Reality Check: Holocaust Remembrance Day is just one day out of 365

It should not define how we Israelis view the world.

THE AUTHOR recounts a recent visit to Austria and the ghosts of the past, amidst the quiet and beautiful rural life. (photo credit: REUTERS)
THE AUTHOR recounts a recent visit to Austria and the ghosts of the past, amidst the quiet and beautiful rural life.
(photo credit: REUTERS)
Recently, I was invited by this newspaper to write a travel piece focusing on summer family holidays in southern Austria. Which I did, and had a very enjoyable week in the Corinthian and Salzburgerland regions, enjoying the wonderful Alpine scenery, extremely friendly local hosts, and perhaps more schnapps than is to be recommended.
Accordingly, on my return, I wrote a positive article on the fun that could be had holidaying in this region. Occasionally, my opinion articles in these pages generate some hostile talkbacks – which is the price to pay for having the temerity to attack our right-wing government’s disastrous policies – but I wasn’t expecting any comments on an innocuous travel piece.
How wrong I was. Straight away the talkbacks came in, listing how many Jewish deaths Austrian Nazis were responsible for in the Holocaust; the incredibly high percentage of Austrians on Adolf Eichmann’s staff and, of course, the fact that Hitler was born in Austria. One talkbacker even claimed “Austria is the most rabidly anti-Semitic country on the planet. Why any Jew would want to spend 5 minutes in this place is beyond me.”
Well, actually, the facts are a little different.
According to the Anti-Defamation League’s 2014 global survey into the most antisemitic countries, Austria doesn’t make it to the top 10, which is exclusively comprised of Middle Eastern and North African countries, with the West Bank and Gaza Strip heading the list.
In fact, Austria doesn’t even top the list of antisemitic European countries; although trailing far behind Sweden, the Netherlands, Denmark and the United Kingdom, the ADL survey showed that Austrians harbor far less antisemitic attitude than the Greeks, Hungarians, Poles, or even Italians and Spaniards.
Does this mean we should avoid Greece, Italy or Spain as desirable holiday destinations? Where does one draw the line? The Spanish Inquisition? The Roman destruction of the Second Temple? But the purpose of this article is not to defend modern-day Austria or gloss over its war-time history; it’s more to raise the question of how deeply we should view the present through the lens of the Holocaust.
One evening during my trip, the group of Israeli journalists I was traveling with had dinner with our hosts in the local town’s most prestigious restaurant. The food was excellent, the wine perfectly suited to each course, and the conversation lively, reflecting our interest in the region, places to visit, local dishes to try and so on. And then one of our group turned the discussion to the Holocaust and basically asked our hosts: what did your grandparents do during the Shoah? I felt then, and said so, that this was an inappropriate conversation for what was meant to be a festive dinner to mark the desire on the part of our hosts to encourage Israeli tourism to the region.
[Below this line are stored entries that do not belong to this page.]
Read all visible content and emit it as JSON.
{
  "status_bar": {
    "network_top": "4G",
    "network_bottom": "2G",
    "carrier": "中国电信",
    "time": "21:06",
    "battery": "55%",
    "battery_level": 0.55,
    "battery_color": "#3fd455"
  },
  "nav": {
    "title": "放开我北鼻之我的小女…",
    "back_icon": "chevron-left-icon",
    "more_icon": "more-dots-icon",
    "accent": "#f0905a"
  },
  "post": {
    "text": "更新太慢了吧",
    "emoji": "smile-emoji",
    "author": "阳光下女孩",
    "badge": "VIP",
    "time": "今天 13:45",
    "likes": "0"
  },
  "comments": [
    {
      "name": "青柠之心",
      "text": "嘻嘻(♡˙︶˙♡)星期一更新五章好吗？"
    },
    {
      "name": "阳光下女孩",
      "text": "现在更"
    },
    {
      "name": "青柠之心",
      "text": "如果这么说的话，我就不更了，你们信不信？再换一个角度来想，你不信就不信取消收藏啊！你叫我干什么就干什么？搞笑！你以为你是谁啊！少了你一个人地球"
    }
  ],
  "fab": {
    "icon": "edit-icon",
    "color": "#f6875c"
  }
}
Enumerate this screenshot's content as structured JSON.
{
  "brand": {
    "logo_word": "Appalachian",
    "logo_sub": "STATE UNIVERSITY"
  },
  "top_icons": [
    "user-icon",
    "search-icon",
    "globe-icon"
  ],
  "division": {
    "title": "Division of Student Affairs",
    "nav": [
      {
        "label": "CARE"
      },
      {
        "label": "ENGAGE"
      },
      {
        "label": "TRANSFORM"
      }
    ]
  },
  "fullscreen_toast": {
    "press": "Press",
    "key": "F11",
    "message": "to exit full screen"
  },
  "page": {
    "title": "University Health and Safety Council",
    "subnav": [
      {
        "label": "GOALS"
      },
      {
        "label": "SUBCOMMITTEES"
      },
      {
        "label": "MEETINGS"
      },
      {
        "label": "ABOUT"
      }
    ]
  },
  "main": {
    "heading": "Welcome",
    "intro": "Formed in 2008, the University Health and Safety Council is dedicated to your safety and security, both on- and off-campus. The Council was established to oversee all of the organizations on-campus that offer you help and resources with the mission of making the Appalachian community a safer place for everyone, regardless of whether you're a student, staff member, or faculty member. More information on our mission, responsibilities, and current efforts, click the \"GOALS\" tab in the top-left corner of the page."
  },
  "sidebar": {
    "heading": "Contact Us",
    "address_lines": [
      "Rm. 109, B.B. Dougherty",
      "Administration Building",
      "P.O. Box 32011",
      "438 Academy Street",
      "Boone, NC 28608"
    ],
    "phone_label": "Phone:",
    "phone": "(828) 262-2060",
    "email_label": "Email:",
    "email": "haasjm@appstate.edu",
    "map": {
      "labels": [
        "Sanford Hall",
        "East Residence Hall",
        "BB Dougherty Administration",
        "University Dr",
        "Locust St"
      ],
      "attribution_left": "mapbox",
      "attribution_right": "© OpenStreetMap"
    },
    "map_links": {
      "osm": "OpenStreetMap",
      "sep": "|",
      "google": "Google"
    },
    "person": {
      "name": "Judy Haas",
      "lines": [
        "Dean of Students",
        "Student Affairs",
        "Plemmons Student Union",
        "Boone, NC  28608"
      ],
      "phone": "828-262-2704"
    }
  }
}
More than 70 years after the end of the Holocaust, why raise it, in a social setting, with people who are distanced by two generations from the evils that took place then? This is not to say one should turn a blind eye to history.
One of the more absurd places we visited, and which I didn’t write about in the travel piece as I can’t see it being of any interest to Israeli tourists, was a members-only shooting club situated on the shores of a lake. What sets this club apart from others is that hand-painted targets are set across the lake and are reflected in the water. The shooters aim their rifles at the targets in the water, with the idea being that bullet jumps off the water, much like a skimming stone, and then hits the real target.
On the ceiling of the clubhouse are the targets, featuring a different image each year, that have served the club over the more than a 100 years of its existence.
It’s fascinating to see how the pictures on these targets have changed over time, from paintings celebrating the Austrian- Hungarian empire to more modern ones marking members’ 50th wedding anniversaries and so on. So of course I searched the ceiling for targets from the war years to see what images were depicted then.
For some reason – either the club didn’t function in the war years or someone had a reason to take them down – there were no mementos from that period. The 1936 target featured a very idealized image of a young Aryan boy and girl in traditional dress, so I have my suspicions as to how the imagery developed pre- and post-Anschluss.
But that’s history, and it’s important we look forward as opposed to constantly looking behind us. Today’s Holocaust Remembrance Day, for as long we as we have survivors among us who can tell their story, is an important day in modern Israel’s calendar, but it is only one day out of the year, and should not be the day that defines how we, as Israelis, view the world.
The writer is a former editor-in-chief of The Jerusalem Post.